One of the problems, Lucas says, ``is we have a flawed donor card. It was basically a good idea back when almost every state put some form of donor card on the drivers' licenses. And the flaw is it only gives people the choice to be a donor.

``What I think we should have been doing 20 to 25 years ago was to push the concept that everyone needs to make a decision on what to do at the time of death in terms of the disposition of their body, particularly the transplantable organs and tissues.

``So if we had pushed a donor card that everyone would sign and it would give everyone the choice of either being a donor, restricting the donation of organs and tissues, or not being a donor, or sitting on the fence and saying let someone else make that decision when I die, then everybody would be confronting this question.''

As it is, Lucas says, people have just pushed the question aside. There just doesn't seem to be any urgency to think about it. And because of that they usually don't discuss their wishes with their families.

That opens another barrier to organ donation, the consent of the family of the deceased. In spite of donor cards, they must give their consent.

``This very important decision, this potentially life-saving decision, that could benefit several people, has to be made in the worst possible setting,'' Lucas says. ``You're asking for organ donation of a person whose husband or wife or other close relative has just died, usually very suddenly and unexpectedly. They're emotionally distraught and don't want to deal with anything. ...

``So it is not surprising that the consent rate is as low as it is. In Kentucky where I work, every year it ranges from 50 percent to 70 percent lack of consent.''

``That's a problem that has yet to be solved,'' says Dr. Margaret Allen, a surgeon at the University of Washington and president of the United Network of Organ Sharing. ``There have been a lot of suggested solutions for that. ... It's possible but uncommon that the individual who dies would have signed a donor card, but the family would be strongly against it.

``On the other hand is the more common situation, where a lot of people haven't thought about whether they want to be a donor or not.

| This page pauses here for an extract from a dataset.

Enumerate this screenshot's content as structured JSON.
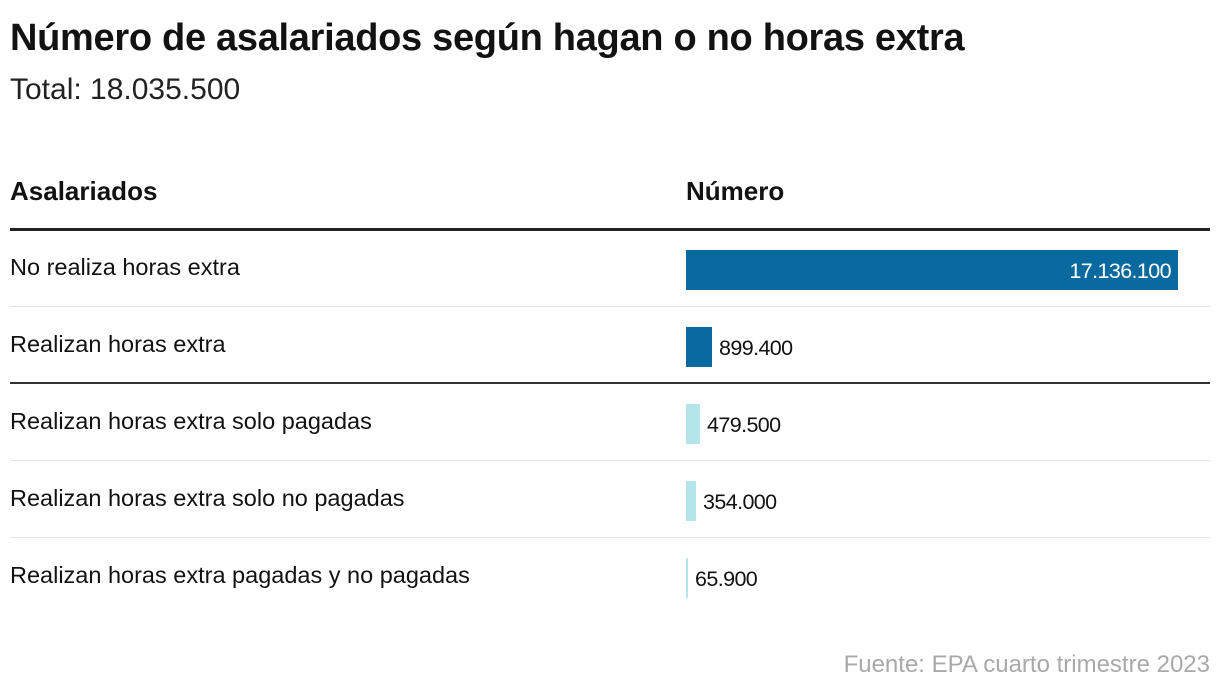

They don't make their wishes known.''

That enables UNOS to obtain more organs than they would have otherwise received relying on donor cards alone, Allen says.

Among the options available to swell the ranks of donors are changes in state legislation which would mandate some decision by citizens, changes in law that would make sure that donor cards are honored, but more basic is a realistic attitude toward organ sharing.

Organ seekers are becoming much more sophisticated in their methods. Now specially trained people, rather than a busy doctor, are sent to grieving families to obtain their permission to obtain organs.

And for those fearing mutilation, specially trained people who take tissues such as bone are under stringent rules to respect the body as if it were living and to rebuild any areas of the body from which major excisions are taken.

For the transplant people, the decision of who gets an organ and who does not is a painful one.

``For a lot of these questions there is no right or wrong,'' Allen says. ``In organ donation we've gotten very good at rationing health care. So we try to balance medical equity with justice.''

Behind all the reasoning is the fact that for every organ transplanted, two desperately ill people are waiting, and a new name is added to the list every 20 minutes. And each day eight people die because they could wait no longer.